Se c’è mai stato un momento in cui il Regno Unito ha stretto a sé Michael Kiwanuka, un londinese con una voce come quella di Bill Withers, è stato a Glastonbury nel 2024. “Questo è il mio incubo peggiore”, diceva irritato mentre i problemi tecnici condizionavano il suo concerto. Altri avrebbero fatto finta di niente. Kiwanuka, invece, si è dimostrato un uomo normale con un talento insolito che vedeva il suo grande momento andare in pezzi. Ora arriva il suo quarto album, che sposa il calore e la raffinatezza del soul degli anni settanta con lo spirito modesto dell’indie rock anni novanta. Nei nuovi brani il cantautore ricorda quel tizio normale sul palco di Glastonbury. Questo disco è ben definito: i produttori abituali di Kiwanuka, Danger Mouse e Inflo, catturano un suono organico in cui ogni stacco di batteria e ogni riff di chitarra e archi sprizzano vitalità. Ma l’umiltà che contiene, l’idea che Kiwanuka stia ancora cercando di risolvere i suoi problemi, conferisce una profondità maggiore. Lowdown (part 1) è uno dei momenti chiave, un brano acustico sostenuto da un basso fluido e da un organo che ha un tocco folk-rock di fine anni sessanta. Ricorda i trovatori solitari come Gene Clark e Tim Buckley.

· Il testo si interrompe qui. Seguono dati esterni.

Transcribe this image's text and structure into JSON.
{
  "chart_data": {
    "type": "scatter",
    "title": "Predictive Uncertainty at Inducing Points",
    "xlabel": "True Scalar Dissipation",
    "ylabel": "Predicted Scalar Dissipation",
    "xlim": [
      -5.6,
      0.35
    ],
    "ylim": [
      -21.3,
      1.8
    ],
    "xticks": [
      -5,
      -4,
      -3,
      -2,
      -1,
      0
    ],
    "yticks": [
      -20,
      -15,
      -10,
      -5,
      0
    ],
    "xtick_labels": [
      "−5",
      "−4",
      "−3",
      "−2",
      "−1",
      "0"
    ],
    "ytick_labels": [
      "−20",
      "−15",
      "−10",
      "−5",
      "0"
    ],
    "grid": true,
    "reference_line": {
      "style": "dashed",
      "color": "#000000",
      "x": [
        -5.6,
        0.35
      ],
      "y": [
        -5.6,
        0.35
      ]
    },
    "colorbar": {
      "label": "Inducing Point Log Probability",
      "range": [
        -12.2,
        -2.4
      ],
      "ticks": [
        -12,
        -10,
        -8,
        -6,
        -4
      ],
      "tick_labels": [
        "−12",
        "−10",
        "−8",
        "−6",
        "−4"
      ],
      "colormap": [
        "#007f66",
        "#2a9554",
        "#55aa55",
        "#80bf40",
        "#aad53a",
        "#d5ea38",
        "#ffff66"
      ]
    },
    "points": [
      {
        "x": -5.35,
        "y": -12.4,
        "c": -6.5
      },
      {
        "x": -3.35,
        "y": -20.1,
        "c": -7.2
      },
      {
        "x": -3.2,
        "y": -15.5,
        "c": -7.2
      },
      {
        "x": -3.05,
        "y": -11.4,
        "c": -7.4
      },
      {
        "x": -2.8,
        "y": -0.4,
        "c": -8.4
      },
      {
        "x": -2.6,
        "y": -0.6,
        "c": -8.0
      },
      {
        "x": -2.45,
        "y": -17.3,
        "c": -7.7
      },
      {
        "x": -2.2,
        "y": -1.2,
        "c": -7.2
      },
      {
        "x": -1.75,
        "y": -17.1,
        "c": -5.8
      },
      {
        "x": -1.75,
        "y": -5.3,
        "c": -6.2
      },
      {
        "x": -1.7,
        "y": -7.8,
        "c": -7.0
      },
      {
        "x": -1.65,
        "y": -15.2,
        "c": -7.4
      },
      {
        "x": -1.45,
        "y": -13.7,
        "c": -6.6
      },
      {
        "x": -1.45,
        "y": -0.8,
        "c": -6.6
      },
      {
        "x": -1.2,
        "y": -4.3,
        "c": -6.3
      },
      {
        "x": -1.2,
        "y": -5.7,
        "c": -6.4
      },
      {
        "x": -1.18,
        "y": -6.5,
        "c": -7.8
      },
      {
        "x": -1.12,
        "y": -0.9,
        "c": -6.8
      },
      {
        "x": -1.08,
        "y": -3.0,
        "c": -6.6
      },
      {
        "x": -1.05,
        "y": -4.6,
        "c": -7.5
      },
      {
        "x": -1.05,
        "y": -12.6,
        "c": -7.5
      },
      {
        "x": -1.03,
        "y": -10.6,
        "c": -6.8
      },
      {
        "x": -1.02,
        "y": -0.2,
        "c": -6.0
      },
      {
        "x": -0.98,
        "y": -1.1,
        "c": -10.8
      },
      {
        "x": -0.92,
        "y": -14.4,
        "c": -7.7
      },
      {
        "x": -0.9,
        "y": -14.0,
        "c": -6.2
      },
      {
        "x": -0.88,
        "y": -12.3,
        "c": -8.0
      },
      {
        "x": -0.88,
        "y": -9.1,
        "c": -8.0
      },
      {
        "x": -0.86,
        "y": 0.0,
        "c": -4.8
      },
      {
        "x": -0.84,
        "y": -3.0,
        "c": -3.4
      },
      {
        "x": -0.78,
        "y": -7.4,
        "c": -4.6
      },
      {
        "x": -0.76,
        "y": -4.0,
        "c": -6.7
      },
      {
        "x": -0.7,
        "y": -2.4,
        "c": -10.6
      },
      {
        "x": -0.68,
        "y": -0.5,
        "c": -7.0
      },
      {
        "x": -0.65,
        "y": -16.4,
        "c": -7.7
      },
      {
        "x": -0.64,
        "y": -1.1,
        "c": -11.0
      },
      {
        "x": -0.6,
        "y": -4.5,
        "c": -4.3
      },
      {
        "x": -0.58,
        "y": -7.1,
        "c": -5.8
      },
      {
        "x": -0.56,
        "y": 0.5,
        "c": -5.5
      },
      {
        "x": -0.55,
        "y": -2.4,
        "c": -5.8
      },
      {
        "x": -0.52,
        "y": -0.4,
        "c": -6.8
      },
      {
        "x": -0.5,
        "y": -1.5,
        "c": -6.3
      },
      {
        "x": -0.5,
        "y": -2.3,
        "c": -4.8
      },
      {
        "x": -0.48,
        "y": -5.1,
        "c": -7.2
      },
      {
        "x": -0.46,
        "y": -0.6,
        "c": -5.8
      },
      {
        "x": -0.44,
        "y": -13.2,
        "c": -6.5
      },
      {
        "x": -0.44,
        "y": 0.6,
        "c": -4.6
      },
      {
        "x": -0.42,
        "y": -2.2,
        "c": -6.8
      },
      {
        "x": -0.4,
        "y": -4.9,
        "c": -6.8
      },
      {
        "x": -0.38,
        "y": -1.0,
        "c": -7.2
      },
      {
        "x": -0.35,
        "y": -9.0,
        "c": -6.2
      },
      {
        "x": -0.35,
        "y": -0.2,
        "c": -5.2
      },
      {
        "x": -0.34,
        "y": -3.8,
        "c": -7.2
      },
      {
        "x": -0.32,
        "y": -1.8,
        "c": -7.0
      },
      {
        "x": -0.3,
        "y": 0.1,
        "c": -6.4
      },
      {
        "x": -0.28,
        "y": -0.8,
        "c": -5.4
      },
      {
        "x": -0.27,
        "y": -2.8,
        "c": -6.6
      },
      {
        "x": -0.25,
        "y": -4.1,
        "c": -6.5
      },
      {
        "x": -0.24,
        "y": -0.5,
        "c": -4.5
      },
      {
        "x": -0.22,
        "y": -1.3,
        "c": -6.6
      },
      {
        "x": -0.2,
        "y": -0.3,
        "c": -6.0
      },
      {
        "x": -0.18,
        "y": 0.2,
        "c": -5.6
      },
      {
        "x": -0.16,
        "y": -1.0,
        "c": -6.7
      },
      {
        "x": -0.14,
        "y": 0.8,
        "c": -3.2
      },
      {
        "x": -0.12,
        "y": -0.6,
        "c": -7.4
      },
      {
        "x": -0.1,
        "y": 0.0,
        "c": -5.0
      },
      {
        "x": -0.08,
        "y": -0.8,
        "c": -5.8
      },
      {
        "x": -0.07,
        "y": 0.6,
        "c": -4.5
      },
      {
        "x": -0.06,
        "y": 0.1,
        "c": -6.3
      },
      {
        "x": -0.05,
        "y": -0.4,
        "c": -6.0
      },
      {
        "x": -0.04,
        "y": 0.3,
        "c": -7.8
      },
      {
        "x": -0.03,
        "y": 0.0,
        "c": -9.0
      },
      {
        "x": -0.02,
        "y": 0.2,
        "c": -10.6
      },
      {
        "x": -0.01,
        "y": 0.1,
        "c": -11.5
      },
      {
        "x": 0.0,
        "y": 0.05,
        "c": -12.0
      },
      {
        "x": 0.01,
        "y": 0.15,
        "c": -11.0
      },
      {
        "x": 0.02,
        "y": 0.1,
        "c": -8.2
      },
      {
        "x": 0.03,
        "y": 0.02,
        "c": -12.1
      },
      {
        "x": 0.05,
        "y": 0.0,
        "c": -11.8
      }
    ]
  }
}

One and only, invece, è qualcosa che i Led Zeppelin avrebbero potuto inventare in uno dei loro momenti più tranquilli. Small changes è accattivante e pieno di cuore. Four long years mi fa venire in mente The dark end of the street di James Carr, il tipo di ballata tormentata di cui era piena l’America degli anni sessanta.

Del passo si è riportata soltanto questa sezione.